Com a Semana da Arte Moderna em 1922, nasce o Modernismo com Mário de Andrade, Oswald de Andrade, Manuel Bandeira entre outros escritores que construíram uma linguagem direta, simplista com pitadas de humor e dando ênfase no aspecto regional da obra, medida como ruptura com a tão exaltada cultura européia, presente e forte no Brasil desde os tempos coloniais. O Neo – Realismo é o último estágio da nossa literatura, com maturidade das obras, ricas em fatos sociais, como a obra “Vidas Secas” de Guimarães Rosa, a herança do Modernismo na obra “Menino de Engenho” de José Lins do Rêgo, que casa perfeitamente com a cultura patriarcal estudada pelo então sociólogo e escritor Gilberto Freyre com “Casa – Grande e Senzala” e “Raízes do Brasil” de Sérgio Buarque de Hollanda com uma análise sócio – cultural no período colonial.
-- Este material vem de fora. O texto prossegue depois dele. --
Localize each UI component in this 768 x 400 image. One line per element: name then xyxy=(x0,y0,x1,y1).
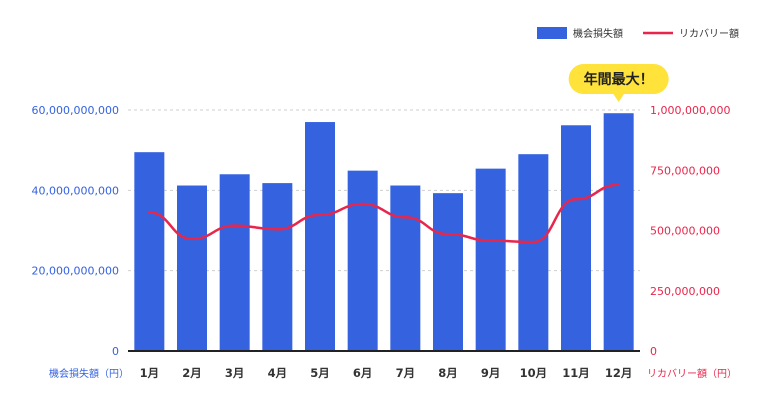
annotation-bubble xyxy=(568,64,669,94)
legend-label-bar: 機会損失額 xyxy=(573,27,623,40)
axes: 1月 2月 3月 4月 5月 6月 7月 8月 9月 10月 11月 12月 0 20,000,000,0… xyxy=(32,104,737,380)
x-tick-label: 11月 xyxy=(562,366,590,380)
bar-1 xyxy=(134,152,165,351)
y-right-tick-label: 750,000,000 xyxy=(650,164,720,177)
legend-swatch-bar xyxy=(537,27,567,39)
y-left-axis-label: 機会損失額（円） xyxy=(49,367,129,380)
y-left-tick-label: 60,000,000,000 xyxy=(32,104,119,117)
x-tick-label: 8月 xyxy=(438,366,458,380)
x-tick-label: 9月 xyxy=(481,366,501,380)
legend: 機会損失額 リカバリー額 xyxy=(537,27,739,40)
y-right-tick-label: 250,000,000 xyxy=(650,285,720,298)
x-tick-label: 7月 xyxy=(396,366,416,380)
x-tick-label: 2月 xyxy=(182,366,202,380)
x-tick-label: 1月 xyxy=(140,366,160,380)
annotation-text: 年間最大！ xyxy=(584,71,654,88)
bar-6 xyxy=(347,170,378,351)
bar-4 xyxy=(262,183,293,351)
legend-label-line: リカバリー額 xyxy=(679,27,739,40)
y-left-tick-label: 20,000,000,000 xyxy=(32,265,119,278)
x-tick-label: 10月 xyxy=(520,366,548,380)
bar-12 xyxy=(603,113,634,351)
line-series xyxy=(148,183,620,244)
annotation-pointer xyxy=(612,93,625,102)
x-tick-label: 12月 xyxy=(605,366,633,380)
bar-2 xyxy=(177,185,207,351)
annotation: 年間最大！ xyxy=(568,64,669,102)
bar-series xyxy=(134,113,634,351)
bar-10 xyxy=(518,154,549,351)
x-tick-label: 4月 xyxy=(268,366,288,380)
y-right-tick-label: 1,000,000,000 xyxy=(650,104,730,117)
x-tick-label: 6月 xyxy=(353,366,373,380)
y-right-axis-label: リカバリー額（円） xyxy=(647,367,737,380)
grid-lines xyxy=(128,109,640,272)
recovery-line xyxy=(148,183,620,244)
bar-3 xyxy=(219,174,250,351)
bar-5 xyxy=(305,122,335,351)
y-left-tick-label: 0 xyxy=(112,345,119,358)
x-tick-label: 3月 xyxy=(225,366,245,380)
bar-8 xyxy=(433,193,463,351)
x-tick-label: 5月 xyxy=(310,366,330,380)
y-left-tick-label: 40,000,000,000 xyxy=(32,184,119,197)
bar-11 xyxy=(561,125,591,351)
y-right-tick-label: 0 xyxy=(650,345,657,358)
y-right-tick-label: 500,000,000 xyxy=(650,225,720,238)
bar-7 xyxy=(390,185,421,351)
bar-9 xyxy=(475,168,506,351)
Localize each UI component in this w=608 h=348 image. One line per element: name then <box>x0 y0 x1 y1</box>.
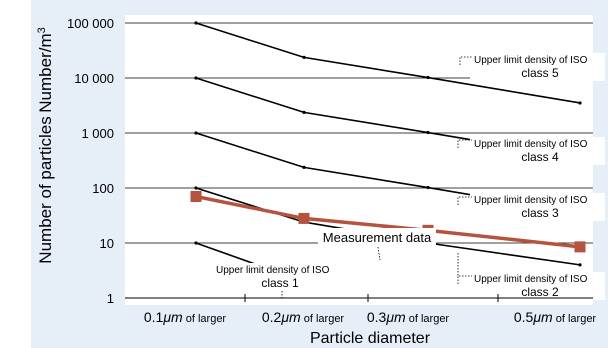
measurement-line <box>195 194 581 249</box>
iso-label-bg <box>210 263 350 291</box>
y-tick-label: 1 <box>107 291 114 306</box>
y-tick-label: 100 000 <box>67 16 114 31</box>
iso-class-label: Upper limit density of ISO class 2 <box>474 274 588 299</box>
x-tick-label: 0.2μm of larger <box>262 309 345 325</box>
iso-class-point <box>194 241 198 245</box>
measurement-point <box>190 191 202 203</box>
iso-class-point <box>302 55 306 59</box>
x-axis-title: Particle diameter <box>310 330 431 347</box>
x-tick-label: 0.5μm of larger <box>514 309 597 325</box>
iso-class-point <box>578 263 582 267</box>
iso-label-bg <box>470 53 605 81</box>
iso-class-point <box>426 130 430 135</box>
iso-class-label: Upper limit density of ISO class 3 <box>474 195 588 220</box>
iso-label-leader <box>459 56 472 65</box>
iso-label-bg <box>470 137 605 165</box>
y-axis-unit: Number/m <box>36 33 55 112</box>
annotation-layer: Upper limit density of ISO class 5 Upper l… <box>210 53 605 300</box>
iso-class-point <box>194 131 198 135</box>
x-tick-label: 0.3μm of larger <box>367 309 450 325</box>
iso-label-bg <box>470 193 605 221</box>
iso-class-label: Upper limit density of ISO class 5 <box>474 55 588 80</box>
iso-class-point <box>578 101 582 105</box>
iso-class-point <box>302 165 306 169</box>
y-axis-title-left: Number of particles <box>36 116 55 263</box>
y-tick-label: 100 <box>92 181 114 196</box>
measurement-point <box>574 241 586 253</box>
iso-class-point <box>194 21 198 25</box>
iso-class-label: Upper limit density of ISO class 1 <box>216 265 330 290</box>
iso-class-label: Upper limit density of ISO class 4 <box>474 139 588 164</box>
measurement-leader <box>377 246 381 261</box>
y-tick-label: 1 000 <box>81 126 114 141</box>
iso-class-line <box>195 22 581 104</box>
y-tick-label: 10 000 <box>74 71 114 86</box>
iso-class-point <box>426 75 430 80</box>
iso-class-point <box>194 186 198 190</box>
y-axis-title-right: Number/m3 <box>36 27 55 112</box>
iso-class-point <box>426 185 430 190</box>
y-axis-unit-exponent: 3 <box>36 27 48 33</box>
measurement-label-bg <box>318 228 436 246</box>
iso-class-point <box>194 76 198 80</box>
x-tick-label: 0.1μm of larger <box>144 309 227 325</box>
measurement-point <box>298 212 310 224</box>
axis-layer: 1 10 100 1 000 10 000 100 000 0.1μm of larger 0… <box>67 16 596 325</box>
iso-class-point <box>302 110 306 114</box>
series-layer <box>190 21 586 284</box>
iso-label-bg <box>470 272 605 300</box>
y-tick-label: 10 <box>100 236 114 251</box>
measurement-label: Measurement data <box>323 230 432 245</box>
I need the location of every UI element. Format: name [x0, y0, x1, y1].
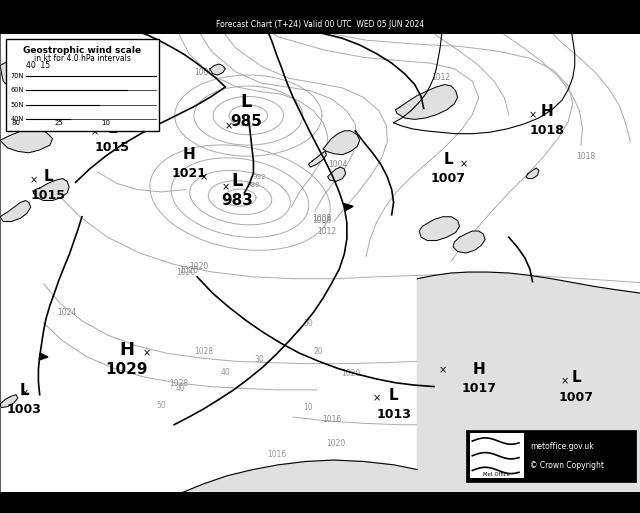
- Text: 983: 983: [221, 192, 253, 208]
- Text: metoffice.gov.uk: metoffice.gov.uk: [530, 442, 593, 451]
- Text: 1020: 1020: [326, 439, 346, 448]
- Bar: [0, 15, 640, 34]
- Text: 60N: 60N: [10, 87, 24, 93]
- Polygon shape: [453, 231, 485, 253]
- Text: 50: 50: [156, 401, 166, 410]
- Text: 40: 40: [175, 384, 186, 393]
- Bar: [466, 429, 636, 482]
- Text: 1013: 1013: [376, 408, 411, 421]
- Text: 80: 80: [12, 120, 20, 126]
- Polygon shape: [210, 64, 225, 75]
- Text: 1020: 1020: [341, 369, 360, 378]
- Text: 1003: 1003: [7, 403, 42, 417]
- Text: L: L: [443, 152, 453, 167]
- Text: 1012: 1012: [431, 73, 450, 82]
- Polygon shape: [0, 50, 76, 102]
- Text: 1018: 1018: [530, 124, 564, 137]
- Text: in kt for 4.0 hPa intervals: in kt for 4.0 hPa intervals: [34, 53, 131, 63]
- Text: H: H: [182, 147, 195, 162]
- Text: 40: 40: [220, 368, 230, 377]
- Polygon shape: [419, 216, 460, 241]
- Text: 1007: 1007: [431, 172, 465, 185]
- Text: Met Office: Met Office: [483, 471, 510, 477]
- Text: 1028: 1028: [194, 347, 213, 356]
- Polygon shape: [0, 201, 31, 222]
- Bar: [470, 433, 524, 478]
- Text: L: L: [107, 121, 117, 136]
- Text: ×: ×: [439, 366, 447, 376]
- Polygon shape: [417, 272, 640, 492]
- Text: 70N: 70N: [10, 73, 24, 79]
- Text: 1020: 1020: [189, 262, 208, 271]
- Text: 1028: 1028: [170, 379, 189, 388]
- Text: H: H: [541, 104, 554, 119]
- Text: ×: ×: [372, 393, 380, 403]
- Text: L: L: [43, 169, 53, 184]
- Text: ×: ×: [200, 172, 207, 183]
- Polygon shape: [323, 131, 360, 155]
- Text: 1008: 1008: [312, 216, 332, 225]
- Text: 20: 20: [314, 347, 324, 356]
- Text: 1012: 1012: [317, 227, 336, 236]
- Polygon shape: [344, 204, 353, 211]
- Text: ×: ×: [460, 159, 467, 169]
- Text: Geostrophic wind scale: Geostrophic wind scale: [24, 46, 141, 55]
- Text: 1018: 1018: [576, 151, 595, 161]
- Text: ×: ×: [91, 127, 99, 137]
- Text: 1021: 1021: [172, 167, 206, 180]
- Text: 1024: 1024: [58, 308, 77, 317]
- Text: ×: ×: [529, 111, 536, 121]
- Text: ×: ×: [20, 388, 28, 398]
- Text: Forecast Chart (T+24) Valid 00 UTC  WED 05 JUN 2024: Forecast Chart (T+24) Valid 00 UTC WED 0…: [216, 21, 424, 29]
- Polygon shape: [526, 168, 539, 179]
- Text: L: L: [231, 172, 243, 190]
- Text: 50N: 50N: [10, 102, 24, 108]
- Text: 1020: 1020: [176, 268, 195, 277]
- Text: H: H: [119, 341, 134, 359]
- Text: 988: 988: [246, 182, 260, 188]
- Text: L: L: [388, 388, 399, 403]
- Polygon shape: [182, 460, 417, 492]
- Text: 992: 992: [253, 173, 266, 180]
- Text: 1020: 1020: [179, 266, 198, 275]
- Text: 1016: 1016: [322, 415, 341, 424]
- Text: 1015: 1015: [31, 189, 65, 202]
- Text: 1015: 1015: [95, 141, 129, 154]
- Text: 25: 25: [54, 120, 63, 126]
- Text: 1007: 1007: [559, 390, 593, 404]
- Text: 1016: 1016: [267, 450, 286, 459]
- Polygon shape: [39, 353, 48, 360]
- Text: 50: 50: [303, 319, 314, 328]
- Text: 1016: 1016: [510, 284, 529, 293]
- Polygon shape: [308, 151, 326, 167]
- Polygon shape: [0, 129, 52, 153]
- Text: 1000: 1000: [194, 68, 213, 77]
- Text: H: H: [472, 362, 485, 377]
- Polygon shape: [328, 167, 346, 182]
- Text: ×: ×: [561, 377, 568, 387]
- Text: 1004: 1004: [328, 160, 348, 169]
- Bar: [6, 40, 159, 131]
- Text: 1017: 1017: [461, 382, 496, 395]
- Text: 30: 30: [254, 356, 264, 364]
- Text: L: L: [19, 383, 29, 399]
- Text: ×: ×: [29, 175, 37, 185]
- Text: ×: ×: [143, 348, 151, 358]
- Text: 40  15: 40 15: [26, 61, 51, 70]
- Polygon shape: [0, 394, 18, 407]
- Text: 10: 10: [101, 120, 110, 126]
- Text: L: L: [241, 93, 252, 111]
- Text: 40N: 40N: [10, 116, 24, 122]
- Text: © Crown Copyright: © Crown Copyright: [530, 461, 604, 470]
- Text: 10: 10: [303, 403, 314, 412]
- Text: ×: ×: [225, 121, 233, 131]
- Text: 1029: 1029: [106, 362, 148, 377]
- Text: 1016: 1016: [442, 297, 461, 306]
- Text: 1008: 1008: [312, 214, 332, 224]
- Polygon shape: [396, 85, 458, 120]
- Text: ×: ×: [221, 182, 229, 192]
- Polygon shape: [33, 179, 69, 201]
- Text: L: L: [571, 370, 581, 385]
- Text: 985: 985: [230, 114, 262, 129]
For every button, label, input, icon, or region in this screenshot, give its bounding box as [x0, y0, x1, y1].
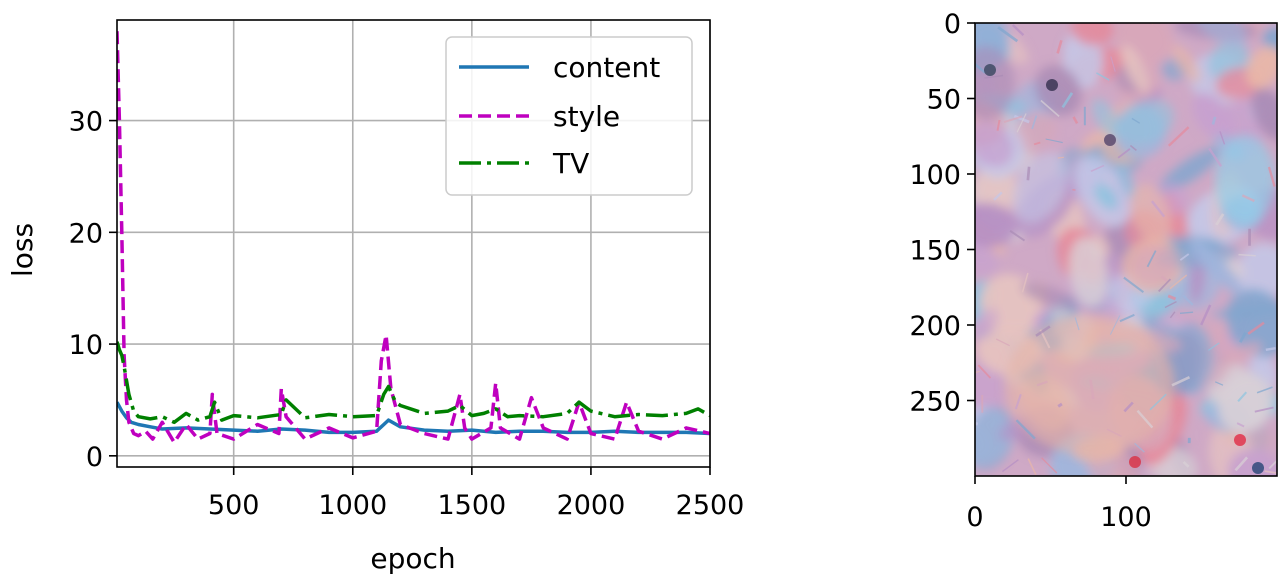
x-tick-label: 1500	[437, 490, 506, 521]
texture-blob	[959, 46, 1015, 120]
legend-label-style: style	[553, 100, 620, 133]
texture-stroke	[1058, 404, 1062, 406]
texture-stroke	[1028, 167, 1029, 181]
legend-label-tv: TV	[552, 147, 589, 180]
series-line-tv	[117, 342, 710, 423]
texture-accent	[984, 64, 996, 76]
image-x-tick-label: 0	[966, 502, 983, 533]
texture-accent	[1104, 134, 1116, 146]
stylized-image	[936, 0, 1286, 511]
legend-label-content: content	[553, 51, 660, 84]
texture-form	[1215, 135, 1275, 225]
y-tick-label: 20	[69, 218, 103, 249]
y-tick-label: 10	[69, 330, 103, 361]
image-x-tick-label: 100	[1100, 502, 1152, 533]
legend: content style TV	[446, 37, 692, 195]
texture-accent	[1234, 434, 1246, 446]
texture-stroke	[1058, 157, 1064, 158]
y-tick-label: 30	[69, 107, 103, 138]
texture-stroke	[1266, 348, 1276, 350]
x-tick-label: 500	[208, 490, 260, 521]
y-axis-label: loss	[6, 223, 39, 277]
x-tick-label: 2000	[557, 490, 626, 521]
texture-accent	[1046, 79, 1058, 91]
image-y-tick-label: 50	[927, 85, 961, 116]
image-y-tick-label: 0	[944, 9, 961, 40]
x-ticks: 500 1000 1500 2000 2500	[208, 467, 744, 521]
loss-chart: 500 1000 1500 2000 2500 0 10 20 30 epoch loss c…	[6, 20, 744, 575]
image-y-tick-label: 150	[909, 236, 961, 267]
x-tick-label: 2500	[676, 490, 745, 521]
x-tick-label: 1000	[318, 490, 387, 521]
image-x-ticks: 0 100	[966, 476, 1151, 533]
x-axis-label: epoch	[370, 542, 455, 575]
texture-accent	[1129, 456, 1141, 468]
y-ticks: 0 10 20 30	[69, 107, 117, 473]
image-y-tick-label: 250	[909, 387, 961, 418]
image-y-ticks: 0 50 100 150 200 250	[909, 9, 975, 418]
texture-accent	[1252, 462, 1264, 474]
y-tick-label: 0	[86, 442, 103, 473]
image-y-tick-label: 100	[909, 160, 961, 191]
image-y-tick-label: 200	[909, 311, 961, 342]
image-panel: 0 100 0 50 100 150 200 250	[909, 0, 1286, 533]
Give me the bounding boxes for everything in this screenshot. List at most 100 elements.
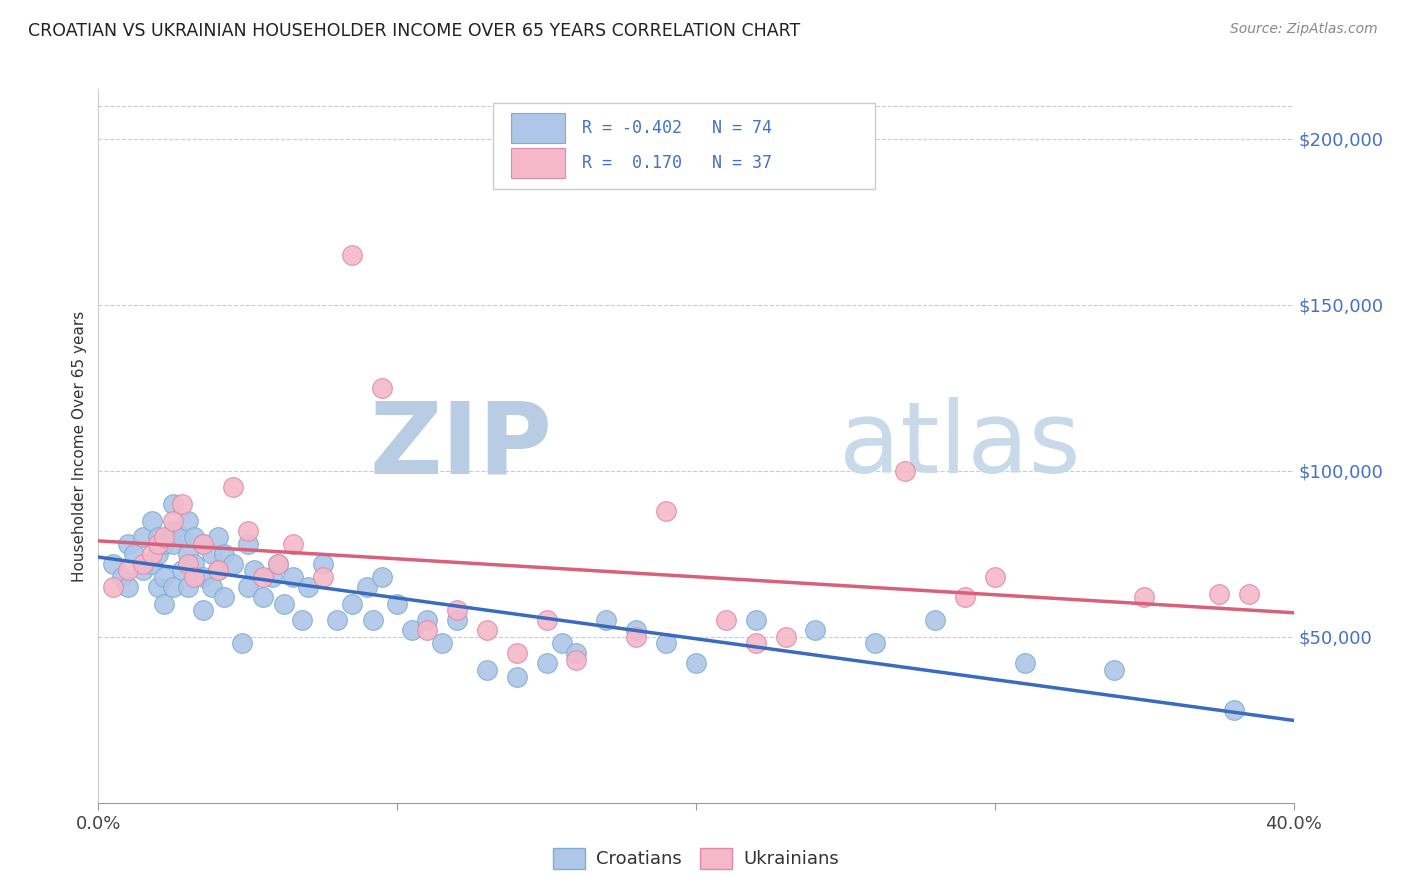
Point bbox=[865, 636, 887, 650]
Point bbox=[103, 557, 125, 571]
Point bbox=[311, 557, 333, 571]
Point bbox=[924, 613, 946, 627]
Point bbox=[297, 580, 319, 594]
Point bbox=[626, 624, 648, 638]
Point bbox=[342, 248, 364, 262]
Point bbox=[236, 524, 259, 538]
Point bbox=[172, 530, 194, 544]
Point bbox=[162, 514, 184, 528]
Point bbox=[1133, 590, 1156, 604]
Point bbox=[506, 647, 529, 661]
Point bbox=[162, 497, 184, 511]
Point bbox=[124, 547, 146, 561]
Point bbox=[446, 613, 468, 627]
Point bbox=[714, 613, 737, 627]
Point bbox=[536, 657, 558, 671]
Point bbox=[371, 381, 394, 395]
Point bbox=[385, 597, 409, 611]
Point bbox=[363, 613, 385, 627]
Point bbox=[356, 580, 378, 594]
Point bbox=[148, 547, 170, 561]
Point bbox=[267, 557, 290, 571]
Point bbox=[191, 603, 214, 617]
Point bbox=[1223, 703, 1246, 717]
Y-axis label: Householder Income Over 65 years: Householder Income Over 65 years bbox=[72, 310, 87, 582]
Point bbox=[132, 564, 155, 578]
Point bbox=[153, 570, 176, 584]
Point bbox=[153, 530, 176, 544]
Point bbox=[117, 537, 139, 551]
Point bbox=[475, 663, 498, 677]
Point bbox=[177, 557, 200, 571]
Point bbox=[153, 537, 176, 551]
Point bbox=[371, 570, 394, 584]
FancyBboxPatch shape bbox=[510, 112, 565, 143]
Point bbox=[252, 590, 274, 604]
Point bbox=[595, 613, 617, 627]
Point bbox=[111, 570, 134, 584]
Point bbox=[1237, 587, 1260, 601]
Point bbox=[401, 624, 423, 638]
Point bbox=[153, 597, 176, 611]
Point bbox=[446, 603, 468, 617]
Point bbox=[162, 537, 184, 551]
Point bbox=[416, 613, 439, 627]
Point bbox=[212, 590, 235, 604]
Point bbox=[536, 613, 558, 627]
Text: R =  0.170   N = 37: R = 0.170 N = 37 bbox=[582, 154, 772, 172]
Point bbox=[655, 504, 678, 518]
Point bbox=[281, 537, 304, 551]
Legend: Croatians, Ukrainians: Croatians, Ukrainians bbox=[546, 840, 846, 876]
Text: atlas: atlas bbox=[839, 398, 1081, 494]
FancyBboxPatch shape bbox=[494, 103, 875, 189]
Point bbox=[222, 481, 245, 495]
Point bbox=[430, 636, 453, 650]
Point bbox=[953, 590, 976, 604]
Point bbox=[212, 547, 235, 561]
Point bbox=[745, 636, 768, 650]
Text: Source: ZipAtlas.com: Source: ZipAtlas.com bbox=[1230, 22, 1378, 37]
Point bbox=[685, 657, 707, 671]
Point bbox=[141, 514, 163, 528]
Point bbox=[207, 564, 229, 578]
Point bbox=[565, 653, 588, 667]
Point bbox=[201, 580, 224, 594]
Text: R = -0.402   N = 74: R = -0.402 N = 74 bbox=[582, 119, 772, 136]
Point bbox=[655, 636, 678, 650]
Point bbox=[177, 514, 200, 528]
Point bbox=[172, 497, 194, 511]
Point bbox=[183, 557, 205, 571]
Point bbox=[1014, 657, 1036, 671]
Point bbox=[252, 570, 274, 584]
Point bbox=[177, 547, 200, 561]
Text: ZIP: ZIP bbox=[370, 398, 553, 494]
Point bbox=[626, 630, 648, 644]
Text: CROATIAN VS UKRAINIAN HOUSEHOLDER INCOME OVER 65 YEARS CORRELATION CHART: CROATIAN VS UKRAINIAN HOUSEHOLDER INCOME… bbox=[28, 22, 800, 40]
Point bbox=[894, 464, 917, 478]
Point bbox=[1208, 587, 1230, 601]
Point bbox=[326, 613, 349, 627]
Point bbox=[191, 537, 214, 551]
Point bbox=[183, 530, 205, 544]
Point bbox=[267, 557, 290, 571]
Point bbox=[103, 580, 125, 594]
Point bbox=[141, 557, 163, 571]
Point bbox=[141, 547, 163, 561]
Point bbox=[984, 570, 1007, 584]
FancyBboxPatch shape bbox=[510, 148, 565, 178]
Point bbox=[745, 613, 768, 627]
Point bbox=[231, 636, 253, 650]
Point bbox=[775, 630, 797, 644]
Point bbox=[281, 570, 304, 584]
Point bbox=[273, 597, 295, 611]
Point bbox=[342, 597, 364, 611]
Point bbox=[117, 564, 139, 578]
Point bbox=[565, 647, 588, 661]
Point bbox=[550, 636, 572, 650]
Point bbox=[162, 580, 184, 594]
Point bbox=[132, 557, 155, 571]
Point bbox=[416, 624, 439, 638]
Point bbox=[475, 624, 498, 638]
Point bbox=[191, 570, 214, 584]
Point bbox=[260, 570, 283, 584]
Somando com esses craques das letras temos Jorge Amado que reflete o regionalismo e raízes desde o vocabulário passando pelas mentalidades dos baianos, Raquel de Queiróz com um olhar clínico sobre o mundo e com uma escrita feminina e bela e os grandiosos poetas Carlos Drummond de Andrade, Vinícius de Moraes e Cecília Meireles que deixaram verdadeiros testamentos intelectuais poéticos, consolidando a beleza da nossa literatura e língua, entrando para os anais da História da Literatura no Brasil.

BIBLIOGRAFIA:

DE CERTEAU, Michel – A Cultura no Plural – São Paulo: Papirus, 1995;

CALVINO, Ítalo – Porque Ler os Clássicos? – São Paulo: Companhia das Letras, 1994;

KUNDERA, Milan – A Cortina – São Paulo: Companhia das Letras, 2006;

BURKE, Peter – A Arte da Conversação – Rio de Janeiro: Jorge Zahar, 2003;

BRAUDEL, Fernand – O Modelo Italiano – São Paulo: Companhia das Letras, 2001,

P. THOMPSON, Edward – Formação da Classe Operária Inglesa – São Paulo: Companhia das Letras, volume 1, 1961;

SAID, Edward – Orientalismo – São Paulo: Companhia das Letras, 1976;

VAINFAS, Ronaldo e F. CARDOSO, Ciro – Domínios da História: Papirus, 1999.